Note: to get d/dx (sec x) I did not look up a value, I did this:
d/dx (sec x) = d/dx (cos x)⁻¹
= (−1) (cos x)⁻² d/dx (cos x)
= (−1) (cos x)⁻² (- sin x)
= sin x / cos² x
= (sec² x)( sin x)
• So, similarily, the derivative of tanx is equal to 1+(tanx)^2

that's a neat result
• indeed it is. if you take the expression

sin(x)^2 + cos(x)^2 = 1

and divide everything by

cos(x)^2

you get

(sin(x)^2)/cos(x)^2 + 1 = (1/cos(x)^2)

which using the other trigonometric identities can be simplified to

tan(x)^2 + 1 = sec(x)^2
• So this may be a rather stupid Question, but why is the derivative of tan(x) = to sinx/cosx? it may have been asked below but im still confused. Doesn't the tan(x) = sec2(x)
(1 vote)
• We have quite a few "identities" for trig functions, and one of the most important ones is:

tanx = sinx/cosx

So this is not the derivative of tanx. Instead, it's just a different way of writing tanx. If you don't recognize this identity, it might be a good idea to spend some time viewing the videos dealing with trig identities.

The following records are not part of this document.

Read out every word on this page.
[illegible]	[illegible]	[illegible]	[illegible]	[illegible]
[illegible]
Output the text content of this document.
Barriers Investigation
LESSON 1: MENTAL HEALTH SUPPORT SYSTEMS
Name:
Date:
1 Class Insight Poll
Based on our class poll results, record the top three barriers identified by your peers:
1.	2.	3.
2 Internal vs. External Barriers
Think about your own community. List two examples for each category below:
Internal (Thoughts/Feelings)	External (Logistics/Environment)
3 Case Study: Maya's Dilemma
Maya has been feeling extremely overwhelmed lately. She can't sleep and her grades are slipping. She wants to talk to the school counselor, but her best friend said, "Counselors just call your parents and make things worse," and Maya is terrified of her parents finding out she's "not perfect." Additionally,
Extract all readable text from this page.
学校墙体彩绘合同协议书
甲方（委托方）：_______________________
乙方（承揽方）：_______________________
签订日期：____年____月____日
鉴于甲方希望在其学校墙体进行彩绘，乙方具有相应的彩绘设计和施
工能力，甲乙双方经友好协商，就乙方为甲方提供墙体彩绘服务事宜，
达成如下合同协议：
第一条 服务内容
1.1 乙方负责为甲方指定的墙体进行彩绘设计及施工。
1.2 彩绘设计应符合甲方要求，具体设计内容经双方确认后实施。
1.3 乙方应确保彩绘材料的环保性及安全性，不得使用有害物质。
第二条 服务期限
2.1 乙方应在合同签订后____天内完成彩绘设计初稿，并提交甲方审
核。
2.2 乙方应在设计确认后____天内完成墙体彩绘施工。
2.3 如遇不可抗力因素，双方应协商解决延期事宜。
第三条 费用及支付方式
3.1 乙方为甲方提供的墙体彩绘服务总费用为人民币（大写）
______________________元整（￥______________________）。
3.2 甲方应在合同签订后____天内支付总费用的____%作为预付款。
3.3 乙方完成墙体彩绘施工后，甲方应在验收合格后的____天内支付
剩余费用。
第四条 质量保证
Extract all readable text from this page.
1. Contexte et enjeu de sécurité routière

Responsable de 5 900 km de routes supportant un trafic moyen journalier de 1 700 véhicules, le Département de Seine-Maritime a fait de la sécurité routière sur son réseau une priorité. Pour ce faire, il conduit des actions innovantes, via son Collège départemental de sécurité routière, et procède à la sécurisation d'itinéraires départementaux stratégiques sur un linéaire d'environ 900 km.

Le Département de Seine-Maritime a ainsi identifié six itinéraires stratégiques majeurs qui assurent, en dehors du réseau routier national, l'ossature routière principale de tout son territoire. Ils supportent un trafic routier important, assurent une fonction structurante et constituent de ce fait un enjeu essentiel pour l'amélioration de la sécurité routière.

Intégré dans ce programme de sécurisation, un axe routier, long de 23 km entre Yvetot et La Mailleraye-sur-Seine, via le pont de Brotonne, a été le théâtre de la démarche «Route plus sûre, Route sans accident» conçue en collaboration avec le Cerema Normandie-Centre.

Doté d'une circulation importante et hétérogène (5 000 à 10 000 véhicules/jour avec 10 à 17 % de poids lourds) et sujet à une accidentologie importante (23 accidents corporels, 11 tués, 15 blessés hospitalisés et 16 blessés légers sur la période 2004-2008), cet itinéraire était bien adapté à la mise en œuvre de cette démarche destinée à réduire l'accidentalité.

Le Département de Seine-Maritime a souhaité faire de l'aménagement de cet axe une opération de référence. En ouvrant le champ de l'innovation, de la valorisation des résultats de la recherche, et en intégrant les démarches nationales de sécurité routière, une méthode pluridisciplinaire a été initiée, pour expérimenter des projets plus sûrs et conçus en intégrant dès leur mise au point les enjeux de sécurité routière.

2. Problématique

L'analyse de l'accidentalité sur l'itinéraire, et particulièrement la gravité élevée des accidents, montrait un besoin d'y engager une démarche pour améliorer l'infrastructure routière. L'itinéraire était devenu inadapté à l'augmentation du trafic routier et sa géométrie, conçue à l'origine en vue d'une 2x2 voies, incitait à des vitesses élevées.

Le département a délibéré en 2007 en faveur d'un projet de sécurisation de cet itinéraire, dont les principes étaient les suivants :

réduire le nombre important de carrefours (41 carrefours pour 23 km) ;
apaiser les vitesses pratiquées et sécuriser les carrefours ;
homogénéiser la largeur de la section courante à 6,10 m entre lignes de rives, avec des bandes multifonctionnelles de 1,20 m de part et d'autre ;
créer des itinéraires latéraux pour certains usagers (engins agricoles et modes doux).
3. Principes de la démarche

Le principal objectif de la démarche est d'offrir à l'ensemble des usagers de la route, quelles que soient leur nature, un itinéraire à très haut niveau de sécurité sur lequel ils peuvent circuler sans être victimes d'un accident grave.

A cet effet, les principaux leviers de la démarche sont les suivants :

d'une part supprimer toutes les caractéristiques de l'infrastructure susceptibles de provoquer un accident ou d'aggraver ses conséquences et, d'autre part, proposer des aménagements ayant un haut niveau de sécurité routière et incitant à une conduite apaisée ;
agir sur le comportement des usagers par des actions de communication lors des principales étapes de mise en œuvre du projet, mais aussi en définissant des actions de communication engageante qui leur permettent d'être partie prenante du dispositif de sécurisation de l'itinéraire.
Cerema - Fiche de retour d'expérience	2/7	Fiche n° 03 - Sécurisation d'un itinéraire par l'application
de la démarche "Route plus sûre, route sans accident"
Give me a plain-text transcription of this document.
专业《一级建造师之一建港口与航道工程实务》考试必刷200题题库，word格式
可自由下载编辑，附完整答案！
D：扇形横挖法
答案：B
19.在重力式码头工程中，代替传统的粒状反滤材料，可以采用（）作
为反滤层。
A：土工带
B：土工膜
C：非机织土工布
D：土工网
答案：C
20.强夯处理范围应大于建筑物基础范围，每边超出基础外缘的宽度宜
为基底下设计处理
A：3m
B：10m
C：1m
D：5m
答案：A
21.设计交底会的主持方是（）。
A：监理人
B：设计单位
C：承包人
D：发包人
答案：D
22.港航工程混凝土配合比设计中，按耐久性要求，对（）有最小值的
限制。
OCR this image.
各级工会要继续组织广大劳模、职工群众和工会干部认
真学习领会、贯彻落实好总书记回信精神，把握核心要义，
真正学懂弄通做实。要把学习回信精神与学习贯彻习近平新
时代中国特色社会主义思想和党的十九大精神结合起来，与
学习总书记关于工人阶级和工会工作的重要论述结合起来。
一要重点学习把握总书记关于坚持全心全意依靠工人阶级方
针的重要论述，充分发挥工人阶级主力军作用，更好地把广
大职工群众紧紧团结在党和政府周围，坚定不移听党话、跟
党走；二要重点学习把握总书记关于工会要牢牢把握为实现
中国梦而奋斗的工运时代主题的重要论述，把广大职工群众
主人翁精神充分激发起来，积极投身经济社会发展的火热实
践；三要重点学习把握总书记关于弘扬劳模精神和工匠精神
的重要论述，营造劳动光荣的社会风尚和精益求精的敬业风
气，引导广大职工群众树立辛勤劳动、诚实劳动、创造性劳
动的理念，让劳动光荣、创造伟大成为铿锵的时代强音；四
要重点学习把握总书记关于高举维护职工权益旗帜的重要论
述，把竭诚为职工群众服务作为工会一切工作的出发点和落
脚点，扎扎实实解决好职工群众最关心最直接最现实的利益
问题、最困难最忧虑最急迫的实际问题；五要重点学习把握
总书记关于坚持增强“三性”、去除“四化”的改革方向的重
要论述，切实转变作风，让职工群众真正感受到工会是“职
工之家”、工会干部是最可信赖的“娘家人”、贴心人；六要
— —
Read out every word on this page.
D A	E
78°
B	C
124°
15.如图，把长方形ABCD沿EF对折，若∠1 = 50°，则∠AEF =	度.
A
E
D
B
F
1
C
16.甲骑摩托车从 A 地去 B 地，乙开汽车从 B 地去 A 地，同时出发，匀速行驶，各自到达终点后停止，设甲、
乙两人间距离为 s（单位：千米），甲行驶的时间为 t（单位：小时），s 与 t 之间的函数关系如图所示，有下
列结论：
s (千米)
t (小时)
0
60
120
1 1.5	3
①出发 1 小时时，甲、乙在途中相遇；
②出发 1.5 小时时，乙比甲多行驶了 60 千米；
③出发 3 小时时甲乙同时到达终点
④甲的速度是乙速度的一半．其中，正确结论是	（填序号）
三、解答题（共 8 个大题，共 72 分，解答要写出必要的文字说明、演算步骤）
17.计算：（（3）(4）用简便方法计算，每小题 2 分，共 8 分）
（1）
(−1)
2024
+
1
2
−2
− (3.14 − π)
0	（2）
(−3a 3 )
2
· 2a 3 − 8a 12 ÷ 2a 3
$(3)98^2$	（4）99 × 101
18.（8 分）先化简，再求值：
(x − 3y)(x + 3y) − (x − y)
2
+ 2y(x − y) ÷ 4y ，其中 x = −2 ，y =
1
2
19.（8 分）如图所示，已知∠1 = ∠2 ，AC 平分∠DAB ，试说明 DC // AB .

The derivative of tanx is sec²x.
• Could someone do it using the chain rule, please?
(1 vote)
• d/dx[tan(x)]
= d/dx[sin(x) / cos(x)]
= d/dx[sin(x) * 1/cos(x)]
= d/dx[sin(x) * cos(x)^-1]
= d/dx[sin(x)](cos(x))^-1 + (sin(x))(d/dx[cos(x)^-1]) # product rule
= cos(x)cos(x)^-1 + sin(x)(-cos(x)^-2)(-sin(x)) # chain rule
= cos(x)/cos(x) + sin(x)^2/cos(x)^2
= cos(x)^2/cos(x)^2 + sin(x)^2/cos(x)^2
= (cos(x)^2 + sin(x)^2) / cos(x)^2
= 1 / cos(x)^2
= sec(x)^2
• That is an awful lot of explanation for such a simple answer, but I can see how knowing exactly each step, will expand my knowledge of the concepts and principles needed to further my calculus ability.